Chateaubriand (François René, vicomte de)

Écrivain français (Saint-Malo 1768 - Paris 1848).

Dixième enfant d'un hobereau breton, il passe, au château de Combourg, une enfance et une adolescence marquées par sa condition de cadet. Sous-lieutenant au régiment de Navarre, il assiste au début de la Révolution, puis part pour l'Amérique (1791). De retour en France (1792), il s'engage dans l'armée des princes, est blessé au siège de Thionville, puis émigre en Angleterre, où, dans la misère, il travaille aux manuscrits rapportés d'Amérique. Converti, sous le choc de la mort de sa mère et de sa sœur, il commence une apologie de la religion chrétienne et rentre en France en 1800. Abandonnant un roman commencé en Amérique, les Natchez, il n'en retient que deux épisodes, Atala, publié d'abord séparément, et René, qui décrit le « mal du siècle », ce « vague des passions » ressenti par toute une génération et lié à l'effondrement de l'ordre social et religieux ; cette œuvre sera insérée dans le Génie du christianisme (1802), dont le succès est immédiat. Nommé par Bonaparte secrétaire d'ambassade à Rome, puis ministre dans le Valais, Chateaubriand démissionne à la suite de l'exécution du duc d'Enghien (1804) et se consacre à la fois à la littérature et à une opposition résolue au régime. Se proposant de compléter le Génie par une grande épopée en prose, les Martyrs, qui paraîtra en 1809, Chateaubriand entreprend un voyage en Orient et publie, en 1811, année de son élection à l'Académie, l'Itinéraire de Paris à Jérusalem. Ayant contribué au retour des Bourbons, il est nommé ministre des Affaires étrangères sous Villèle en 1822. Chassé du pouvoir en 1824, il devient un des chefs de l'opposition. Ses campagnes dans le Journal des débats font de lui une idole de la jeunesse libérale. Ambassadeur de Charles X à Rome (1828), il démissionne à la formation du ministère Blignac ultraroyaliste (1829). Refusant de se rallier à Louis-Philippe en 1830, il parcourt l'Europe, revient en France terminer ses Mémoires d'outre-tombe et meurt au lendemain des journées de 1848, après avoir publié, en 1844, la Vie de Rancé. Déçu par la Restauration et la « morale des intérêts » de la France bourgeoise, Chateaubriand, fournissant à la mélancolie romantique un de ses modèles les plus envoûtants, s'est réfugié dans une œuvre reposant sur une dynamique du souvenir, où se fondent, dans le somptueux mouvement d'une prose poétique, l'histoire individuelle et l'histoire collective.

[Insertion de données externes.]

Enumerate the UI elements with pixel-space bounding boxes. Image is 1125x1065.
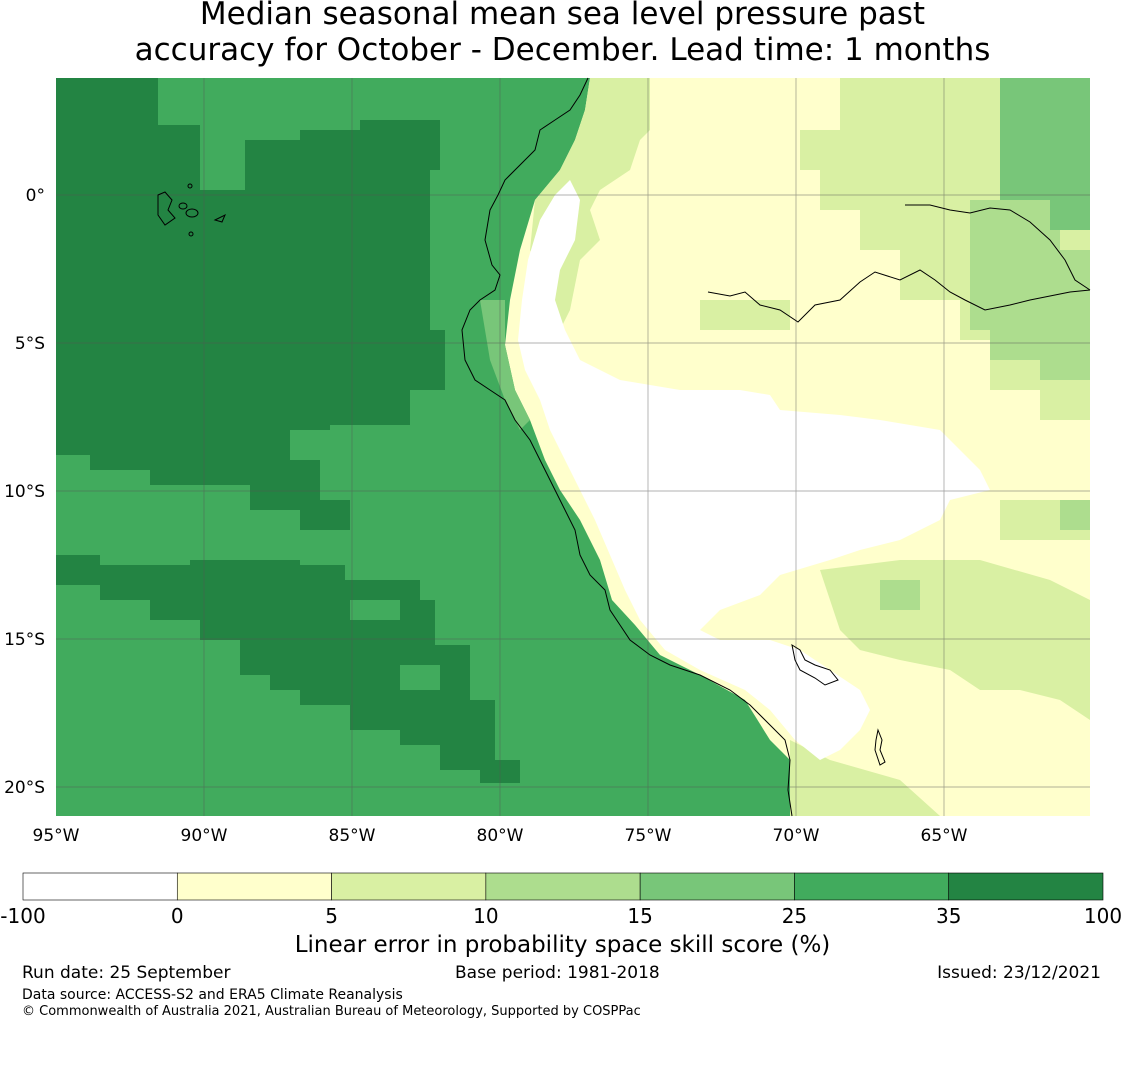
- colorbar-segment: [794, 872, 950, 901]
- colorbar-tick-label: -100: [0, 904, 45, 928]
- lat-label-10s: 10°S: [4, 482, 45, 502]
- dark-green-region-north: [56, 78, 445, 530]
- lat-label-0: 0°: [26, 186, 45, 206]
- colorbar-tick-label: 0: [171, 904, 184, 928]
- medium-green-patch-ne: [1050, 78, 1090, 128]
- longitude-labels: 95°W 90°W 85°W 80°W 75°W 70°W 65°W: [33, 826, 968, 846]
- mid-green-patch: [400, 665, 440, 690]
- lon-label-75w: 75°W: [625, 826, 672, 846]
- river-north: [905, 204, 1091, 291]
- title-line-2: accuracy for October - December. Lead ti…: [134, 32, 991, 68]
- graticule: [56, 78, 1090, 816]
- colorbar-tick-label: 15: [627, 904, 652, 928]
- colorbar-segment: [485, 872, 641, 901]
- issued-date: Issued: 23/12/2021: [937, 963, 1101, 983]
- lat-label-15s: 15°S: [4, 630, 45, 650]
- colorbar-title: Linear error in probability space skill …: [294, 932, 831, 958]
- copyright: © Commonwealth of Australia 2021, Austra…: [22, 1004, 641, 1019]
- lake-poopo: [874, 728, 886, 766]
- medium-light-green-patch: [880, 580, 920, 610]
- mid-green-patch-2: [350, 600, 400, 620]
- negative-skill-region: [518, 180, 990, 760]
- lon-label-90w: 90°W: [181, 826, 228, 846]
- lon-label-65w: 65°W: [921, 826, 968, 846]
- colorbar: -100 0 5 10 15 25 35 100: [0, 872, 1122, 928]
- title-line-1: Median seasonal mean sea level pressure …: [199, 0, 926, 32]
- light-green-patch-amazon: [700, 300, 790, 330]
- colorbar-segment: [639, 872, 795, 901]
- run-date: Run date: 25 September: [22, 963, 231, 983]
- colorbar-tick-label: 100: [1084, 904, 1122, 928]
- colorbar-segment: [948, 872, 1104, 901]
- map-title: Median seasonal mean sea level pressure …: [0, 0, 1125, 68]
- colorbar-segment: [176, 872, 332, 901]
- light-green-region-sw: [790, 740, 940, 816]
- colorbar-tick-label: 5: [325, 904, 338, 928]
- dark-green-region-south: [56, 555, 520, 783]
- lat-label-5s: 5°S: [15, 334, 45, 354]
- colorbar-segment: [331, 872, 487, 901]
- colorbar-tick-label: 35: [936, 904, 961, 928]
- galapagos-islands: [157, 183, 226, 237]
- lake-titicaca: [791, 643, 839, 686]
- latitude-labels: 0° 5°S 10°S 15°S 20°S: [4, 186, 45, 798]
- lon-label-85w: 85°W: [329, 826, 376, 846]
- lon-label-70w: 70°W: [773, 826, 820, 846]
- lon-label-80w: 80°W: [477, 826, 524, 846]
- colorbar-tick-label: 10: [473, 904, 498, 928]
- coastline: [461, 77, 793, 817]
- data-source: Data source: ACCESS-S2 and ERA5 Climate …: [22, 987, 403, 1003]
- base-period: Base period: 1981-2018: [455, 963, 660, 983]
- medium-light-green-patch-2: [1060, 500, 1090, 530]
- medium-light-green-region: [970, 200, 1090, 380]
- colorbar-tick-label: 25: [782, 904, 807, 928]
- coastal-band: [480, 300, 530, 430]
- lat-label-20s: 20°S: [4, 778, 45, 798]
- lon-label-95w: 95°W: [33, 826, 80, 846]
- map-area: [56, 77, 1091, 817]
- amazon-river: [707, 269, 1091, 323]
- colorbar-segment: [22, 872, 178, 901]
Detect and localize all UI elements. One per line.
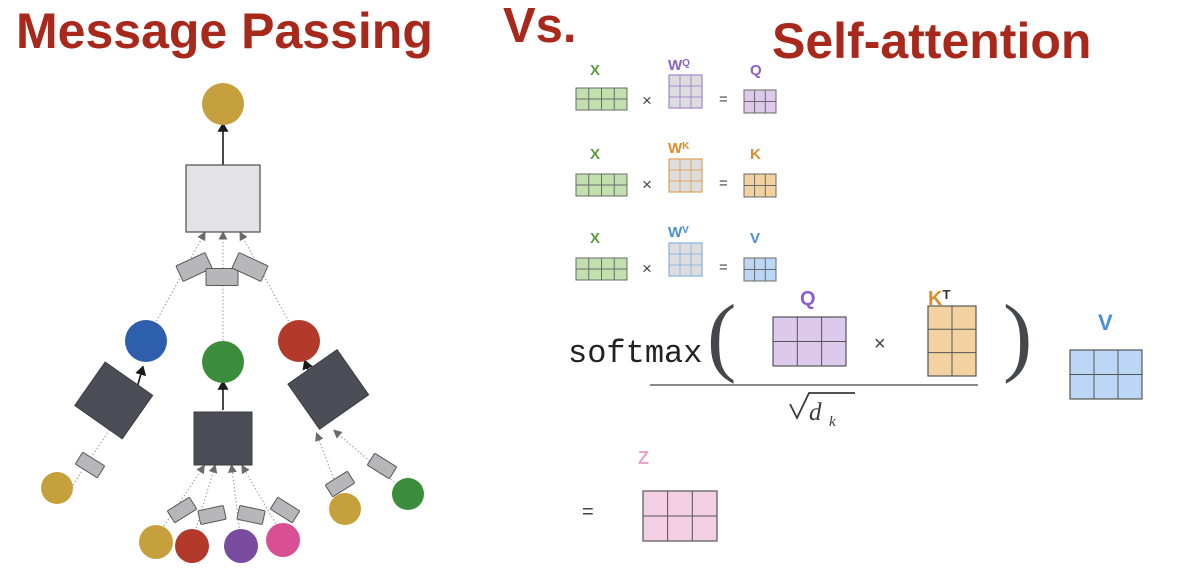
svg-text:): )	[1003, 288, 1032, 385]
svg-text:=: =	[582, 501, 594, 523]
svg-text:Q: Q	[800, 288, 816, 310]
svg-text:=: =	[719, 91, 728, 108]
svg-text:d: d	[809, 399, 822, 426]
svg-text:(: (	[707, 288, 736, 385]
svg-text:K: K	[750, 146, 761, 163]
svg-text:V: V	[750, 230, 760, 247]
svg-text:×: ×	[642, 91, 652, 110]
svg-text:=: =	[719, 259, 728, 276]
svg-text:Q: Q	[750, 62, 762, 79]
svg-text:×: ×	[874, 333, 886, 355]
svg-text:×: ×	[642, 175, 652, 194]
svg-text:V: V	[1098, 310, 1113, 335]
svg-text:softmax: softmax	[568, 335, 702, 372]
svg-text:X: X	[590, 62, 600, 79]
svg-text:X: X	[590, 230, 600, 247]
svg-text:k: k	[829, 414, 836, 430]
svg-text:X: X	[590, 146, 600, 163]
svg-text:WQ: WQ	[668, 57, 690, 74]
svg-text:×: ×	[642, 259, 652, 278]
svg-text:=: =	[719, 175, 728, 192]
svg-text:WK: WK	[668, 140, 690, 157]
svg-text:Z: Z	[638, 448, 649, 468]
svg-text:WV: WV	[668, 224, 689, 241]
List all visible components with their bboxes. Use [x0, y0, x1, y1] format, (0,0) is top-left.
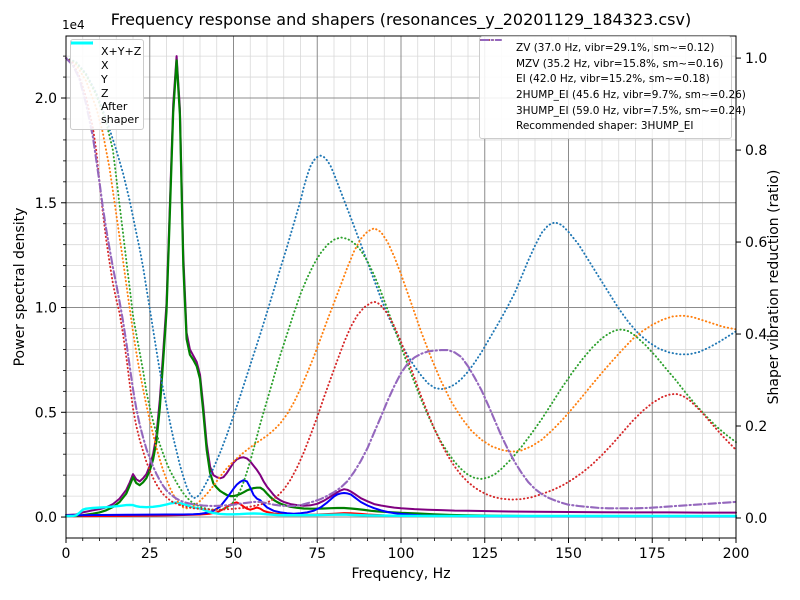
x-tick-label: 175 — [639, 546, 666, 562]
legend-item-label: EI (42.0 Hz, vibr=15.2%, sm~=0.18) — [516, 73, 710, 86]
y-axis-label-right: Shaper vibration reduction (ratio) — [766, 169, 782, 405]
x-tick-label: 75 — [308, 546, 326, 562]
legend-item-label: Y — [101, 72, 108, 86]
y-axis-label-left: Power spectral density — [12, 207, 28, 367]
legend-item-label: 2HUMP_EI (45.6 Hz, vibr=9.7%, sm~=0.26) — [516, 89, 746, 102]
x-axis-label: Frequency, Hz — [351, 566, 451, 582]
chart-title: Frequency response and shapers (resonanc… — [110, 10, 692, 29]
legend-note: Recommended shaper: 3HUMP_EI — [484, 119, 725, 135]
y-left-tick-label: 0.0 — [35, 510, 57, 526]
legend-item-shaper-2hump-ei: 2HUMP_EI (45.6 Hz, vibr=9.7%, sm~=0.26) — [480, 39, 746, 104]
legend-item-psd-z: Z — [71, 41, 137, 100]
legend-item-label: After shaper — [101, 100, 139, 126]
x-tick-label: 125 — [471, 546, 498, 562]
legend-psd: X+Y+Z X Y Z After shaper — [70, 39, 144, 130]
x-tick-label: 50 — [225, 546, 243, 562]
legend-item-label: 3HUMP_EI (59.0 Hz, vibr=7.5%, sm~=0.24) — [516, 104, 746, 117]
psd-after-shaper-legend-swatch — [71, 41, 93, 45]
legend-item-psd-after-shaper: After shaper — [71, 41, 139, 126]
legend-item-shaper-3hump-ei: 3HUMP_EI (59.0 Hz, vibr=7.5%, sm~=0.24) — [480, 39, 746, 119]
shaper-zv-curve — [65, 57, 737, 500]
y-right-tick-label: 0.2 — [745, 419, 767, 435]
psd-z-curve — [65, 479, 737, 518]
legend-item-psd-y: Y — [71, 41, 137, 86]
legend-item-label: Recommended shaper: 3HUMP_EI — [516, 120, 694, 133]
shaper-3hump-ei-legend-swatch — [480, 39, 502, 41]
shaper-ei-curve — [65, 57, 737, 511]
legend-item-label: ZV (37.0 Hz, vibr=29.1%, sm~=0.12) — [516, 42, 715, 55]
legend-item-label: X+Y+Z — [101, 44, 142, 58]
legend-item-psd-sum: X+Y+Z — [71, 41, 141, 58]
y-right-tick-label: 0.8 — [745, 143, 767, 159]
y-left-tick-label: 1.0 — [35, 301, 57, 317]
legend-item-shaper-mzv: MZV (35.2 Hz, vibr=15.8%, sm~=0.16) — [480, 39, 725, 73]
legend-item-label: MZV (35.2 Hz, vibr=15.8%, sm~=0.16) — [516, 57, 724, 70]
legend-item-label: Z — [101, 86, 109, 100]
y-right-tick-label: 0.0 — [745, 511, 767, 527]
shaper-2hump-ei-curve — [65, 57, 737, 511]
x-tick-label: 25 — [141, 546, 159, 562]
legend-item-label: X — [101, 58, 109, 72]
legend-item-shaper-zv: ZV (37.0 Hz, vibr=29.1%, sm~=0.12) — [480, 39, 725, 57]
legend-item-shaper-ei: EI (42.0 Hz, vibr=15.2%, sm~=0.18) — [480, 39, 725, 88]
legend-item-psd-x: X — [71, 41, 137, 72]
y-axis-offset-label: 1e4 — [62, 18, 85, 32]
shaper-mzv-curve — [65, 57, 737, 510]
shaper-3hump-ei-curve — [64, 57, 738, 510]
y-left-tick-label: 0.5 — [35, 405, 57, 421]
psd-y-curve — [64, 59, 738, 518]
y-right-tick-label: 1.0 — [745, 51, 767, 67]
y-right-tick-label: 0.6 — [745, 235, 767, 251]
y-left-tick-label: 1.5 — [35, 196, 57, 212]
x-tick-label: 200 — [723, 546, 750, 562]
y-left-tick-label: 2.0 — [35, 91, 57, 107]
x-tick-label: 150 — [555, 546, 582, 562]
x-tick-label: 0 — [62, 546, 71, 562]
x-tick-label: 100 — [388, 546, 415, 562]
legend-shapers: ZV (37.0 Hz, vibr=29.1%, sm~=0.12) MZV (3… — [479, 36, 746, 139]
y-right-tick-label: 0.4 — [745, 327, 767, 343]
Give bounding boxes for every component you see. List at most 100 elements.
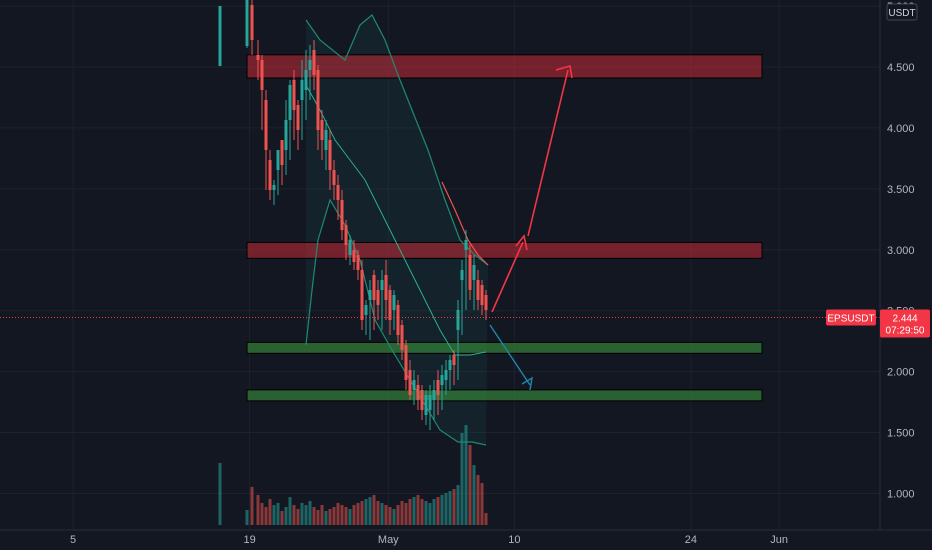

Mémoires d'outre-tombe. Le projet date de 1803 et la rédaction de 1809. Jusqu'à la fin de sa vie, Chateaubriand ne cessa de remanier le manuscrit. En 1836, il le vendit à une société, à condition qu'il ne parût pas de son vivant. La publication en fut d'abord faite, sous forme de feuilleton, dans la Presse (1848-1850). Superposant perpétuellement les êtres, les paysages et les souvenirs, Chateaubriand a moins écrit le récit de sa vie que composé le grand poème lyrique de la fin d'un monde qui, à travers la célébration de la mer, de l'amour et des ruines, est une variation sur le thème de la mort.